Всегда, как бы не так, подумал Юлиан Мюри, куда бы это я смог уехать, не имея ни гроша в кармане?
– Заманчивое предложение, – сказал он, – но что вы хотите взамен? Большой дружбы я обещать не могу. Ничего ценного у меня нет. Вам нечем будет поживиться. Или вам велит опекать меня долг христианина?
– Считайте, что так, – ответил Яков.
2
Утро было хмурым и холодным. Низкое недоброе небо изредка выпускало из себя крупные снежные пушинки, не решаясь на настоящий снегопад. Юлиан Мюри провел в помещении три месяца и ему вдруг показалось, что он выходит на улицу впервые. Возможно, и впервые – ведь он почти родился заново. За ночь подморозило, и вчерашняя ледяная грязь застыла скользкими бугорками, на которые он никак не мог поставить ногу. Он не мог решиться идти по льду. Вчера у ворот разворачивался автомобиль, он оставил за собой след в виде плавного двойного полукруга, глубоко вдавленного в лед. Под мутной коркой льда виднелся обрывок красной рекламной листовки. Юлиан Мюри попробовал прочесть буквы, но не смог.
– Давайте я вам помогу, – сказала миссис Йеркс и взяла его под руку, – не стесняйтесь, ведь вам еще трудно ходить.
– Спасибо.
Миссис Йеркс, жена Якова, была лет на пятнадцать младше своего мужа. Не похоже, чтобы она вышла замуж из-за денег, хотя деньги тоже сыграли свою роль. Деньги всегда играют роль, точнее заставляют разыгрывать роли всех тех, у кого денег мало. Несколько раз Юлиан Мюри видел ее в клинике и наблюдал за ней, пытаясь определить, кто она такая. Миссис Йеркс была из тех женщин, истинная сущность которых неразличима при первой встрече.
При второй – тоже. С такими можно прожить вместе десять лет и не узнать о них ничего. Она двигалась и говорила просто и естественно, но казалось, что у нее под кожей броня – броня гибкая, мягкая и незаметная, но все же непробиваемая. Она всегда выглядела чуть-чуть печально, если не улыбалась. Но в ее улыбке печали не было, и Юлиан Мюри понимал, что это игра.

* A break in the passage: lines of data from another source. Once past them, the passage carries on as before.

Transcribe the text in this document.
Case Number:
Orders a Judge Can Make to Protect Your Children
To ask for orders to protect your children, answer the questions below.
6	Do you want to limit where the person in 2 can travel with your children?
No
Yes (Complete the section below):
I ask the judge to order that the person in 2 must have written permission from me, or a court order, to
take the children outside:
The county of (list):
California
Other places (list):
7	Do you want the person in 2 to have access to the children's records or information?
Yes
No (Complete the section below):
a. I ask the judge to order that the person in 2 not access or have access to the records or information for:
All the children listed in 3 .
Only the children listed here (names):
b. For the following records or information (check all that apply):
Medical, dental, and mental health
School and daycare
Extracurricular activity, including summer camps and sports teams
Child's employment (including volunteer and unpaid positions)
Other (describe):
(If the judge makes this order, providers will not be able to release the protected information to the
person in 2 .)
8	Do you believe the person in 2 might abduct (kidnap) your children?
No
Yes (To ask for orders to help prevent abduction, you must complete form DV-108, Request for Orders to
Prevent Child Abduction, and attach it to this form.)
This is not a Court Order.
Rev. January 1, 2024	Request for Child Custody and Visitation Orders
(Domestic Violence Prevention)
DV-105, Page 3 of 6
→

Сейчас на ней было легкое серое пальто и вязаная шапочка, напоминающая спортивную. Миссис Йеркс была невысока ростом и круглолица. Когда она улыбалась, ее лицо светилось простотой, как у деревенской пастушки. Это тоже была игра.

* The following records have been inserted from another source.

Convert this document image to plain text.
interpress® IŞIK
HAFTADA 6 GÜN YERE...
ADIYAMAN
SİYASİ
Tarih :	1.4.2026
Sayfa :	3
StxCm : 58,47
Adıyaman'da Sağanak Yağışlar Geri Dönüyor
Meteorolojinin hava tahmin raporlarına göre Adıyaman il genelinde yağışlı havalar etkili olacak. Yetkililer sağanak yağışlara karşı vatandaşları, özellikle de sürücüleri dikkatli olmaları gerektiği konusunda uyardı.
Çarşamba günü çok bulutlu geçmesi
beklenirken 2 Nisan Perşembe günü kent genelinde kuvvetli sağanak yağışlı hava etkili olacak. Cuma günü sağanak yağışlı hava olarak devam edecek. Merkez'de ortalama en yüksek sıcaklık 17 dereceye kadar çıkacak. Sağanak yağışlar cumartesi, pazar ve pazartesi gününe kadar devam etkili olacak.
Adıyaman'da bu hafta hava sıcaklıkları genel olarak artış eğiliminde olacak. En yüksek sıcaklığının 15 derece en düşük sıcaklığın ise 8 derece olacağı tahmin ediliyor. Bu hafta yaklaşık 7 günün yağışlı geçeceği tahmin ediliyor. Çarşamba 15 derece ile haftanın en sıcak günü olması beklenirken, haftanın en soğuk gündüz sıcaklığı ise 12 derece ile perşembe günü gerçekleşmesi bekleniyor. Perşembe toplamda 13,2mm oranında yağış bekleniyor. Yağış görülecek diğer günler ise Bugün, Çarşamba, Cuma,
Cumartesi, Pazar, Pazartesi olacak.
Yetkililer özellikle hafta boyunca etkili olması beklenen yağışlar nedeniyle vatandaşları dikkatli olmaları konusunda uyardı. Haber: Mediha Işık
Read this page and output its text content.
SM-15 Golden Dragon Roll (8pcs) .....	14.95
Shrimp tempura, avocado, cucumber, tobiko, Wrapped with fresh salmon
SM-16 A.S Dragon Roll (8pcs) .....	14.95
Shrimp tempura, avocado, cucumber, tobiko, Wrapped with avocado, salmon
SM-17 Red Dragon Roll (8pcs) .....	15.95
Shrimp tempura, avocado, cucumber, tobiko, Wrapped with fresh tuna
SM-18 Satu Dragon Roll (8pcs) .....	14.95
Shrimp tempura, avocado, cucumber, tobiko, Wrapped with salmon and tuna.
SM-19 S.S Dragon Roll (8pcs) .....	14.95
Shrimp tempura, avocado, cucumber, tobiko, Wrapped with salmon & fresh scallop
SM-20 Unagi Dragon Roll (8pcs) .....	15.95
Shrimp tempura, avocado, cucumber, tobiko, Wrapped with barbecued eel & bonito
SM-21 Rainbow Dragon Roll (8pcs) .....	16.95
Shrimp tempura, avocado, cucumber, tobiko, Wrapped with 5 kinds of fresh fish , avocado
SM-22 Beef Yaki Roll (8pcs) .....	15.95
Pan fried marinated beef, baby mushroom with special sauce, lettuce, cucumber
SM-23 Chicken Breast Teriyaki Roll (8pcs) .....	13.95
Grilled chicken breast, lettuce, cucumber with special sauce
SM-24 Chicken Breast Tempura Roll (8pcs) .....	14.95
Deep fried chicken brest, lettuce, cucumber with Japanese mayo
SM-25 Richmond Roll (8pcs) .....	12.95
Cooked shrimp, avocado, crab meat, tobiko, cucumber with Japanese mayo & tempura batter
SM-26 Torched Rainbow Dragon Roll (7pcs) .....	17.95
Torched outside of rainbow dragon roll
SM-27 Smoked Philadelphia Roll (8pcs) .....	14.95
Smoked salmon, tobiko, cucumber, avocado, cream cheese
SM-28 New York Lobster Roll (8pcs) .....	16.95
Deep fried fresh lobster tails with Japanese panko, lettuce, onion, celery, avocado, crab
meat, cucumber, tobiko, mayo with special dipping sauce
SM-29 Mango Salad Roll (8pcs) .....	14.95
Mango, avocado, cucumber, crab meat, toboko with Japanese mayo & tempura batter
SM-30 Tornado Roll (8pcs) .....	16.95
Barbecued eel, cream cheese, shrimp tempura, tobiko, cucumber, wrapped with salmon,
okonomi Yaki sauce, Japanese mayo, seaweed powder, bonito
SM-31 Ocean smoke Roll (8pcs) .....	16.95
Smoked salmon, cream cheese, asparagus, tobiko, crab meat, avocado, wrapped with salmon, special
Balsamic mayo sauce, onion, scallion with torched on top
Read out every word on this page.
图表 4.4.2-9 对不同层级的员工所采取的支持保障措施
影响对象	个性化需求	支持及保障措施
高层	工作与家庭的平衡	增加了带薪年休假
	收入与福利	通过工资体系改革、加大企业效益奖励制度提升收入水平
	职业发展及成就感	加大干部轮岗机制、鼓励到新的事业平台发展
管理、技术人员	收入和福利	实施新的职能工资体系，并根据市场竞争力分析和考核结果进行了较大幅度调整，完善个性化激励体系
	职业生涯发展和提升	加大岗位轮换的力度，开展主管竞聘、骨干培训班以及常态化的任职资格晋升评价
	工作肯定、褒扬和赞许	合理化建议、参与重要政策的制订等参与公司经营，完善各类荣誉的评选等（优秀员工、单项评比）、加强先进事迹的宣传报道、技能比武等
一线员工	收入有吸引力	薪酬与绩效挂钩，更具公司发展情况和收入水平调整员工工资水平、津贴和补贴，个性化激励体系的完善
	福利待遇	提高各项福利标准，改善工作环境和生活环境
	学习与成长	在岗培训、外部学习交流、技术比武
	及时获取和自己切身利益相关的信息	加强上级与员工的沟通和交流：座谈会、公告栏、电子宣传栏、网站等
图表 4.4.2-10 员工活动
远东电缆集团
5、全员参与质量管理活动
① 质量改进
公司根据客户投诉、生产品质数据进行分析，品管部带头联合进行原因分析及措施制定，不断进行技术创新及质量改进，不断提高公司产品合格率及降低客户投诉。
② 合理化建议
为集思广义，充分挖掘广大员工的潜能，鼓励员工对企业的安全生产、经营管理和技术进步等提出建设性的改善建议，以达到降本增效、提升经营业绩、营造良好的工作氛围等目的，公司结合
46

– Спасибо, вы очень любезны, – ответил Юлиан Мюри, – но я сегодня выхожу впервые. Я хотел бы попробовать пройти без посторонней помощи.
Он медленно дошел до автомобиля, ни разу не подскользнувшись. Яков открыл заднюю дверцу и первым сел на заднее сиденье. Миссис Йеркс села за руль.
Хорошо бы знать, подумал Юлиан Мюри, как она относится ко мне на самом деле. Вся эта вежливость и предупредительность ни о чем не говорит, я ведь не знаю настоящей причины. Никто не станет приглашать человека просто так. Я должен быть начеку. Правда, возможно, что ее муж немного тронулся и воображает себя спасителем несчастных и нуждающихся. <<Впусти скитающихся в дом свой>> – Евангелие от Матфея? – или от кого-то еще? Если он действительно сумасшедший, то остается только расположить к себе эту женщину. Может быть, даже больше, чем просто расположить, – он представил себе перспективу. – Да, в этом случае все в порядке.
Снежные хлопья стали падать чаще. Наверное, это был последний снегопад прошедшей зимы. Машина ехала по неширокой мощеной улице. Дорога слегка поднималась. Людей в этот ранний час совсем не было.
– Скажите, а чем вы обычно занимались там, в больнице? – спросила миссис Йеркс. Она говорила, не поворачивая головы.
– Эльза, не нужно, – сказал Яков.
– Но почему же не нужно?
– Это все в прошлом и неинтересно.
– Ну, если ты так думаешь…
– Нет, напротив, очень интересно, – сказал Юлиан Мюри, – там у нас были просто замечательные вечера.
– Вот как? И чем же замечательные?
– Выпивкой. Каждый вечер мы напивались до потери сознания. Кто не терял сознания, тот в одиночестве оставался слушать Шопена – через наушники, чтобы не мешать всем спать.
– Почему Шопена?
– Потому что по ночам передавали всегда Шопена. Чтобы легче засыпалось.
– Мой муж тоже пьянствовал вместе со всеми?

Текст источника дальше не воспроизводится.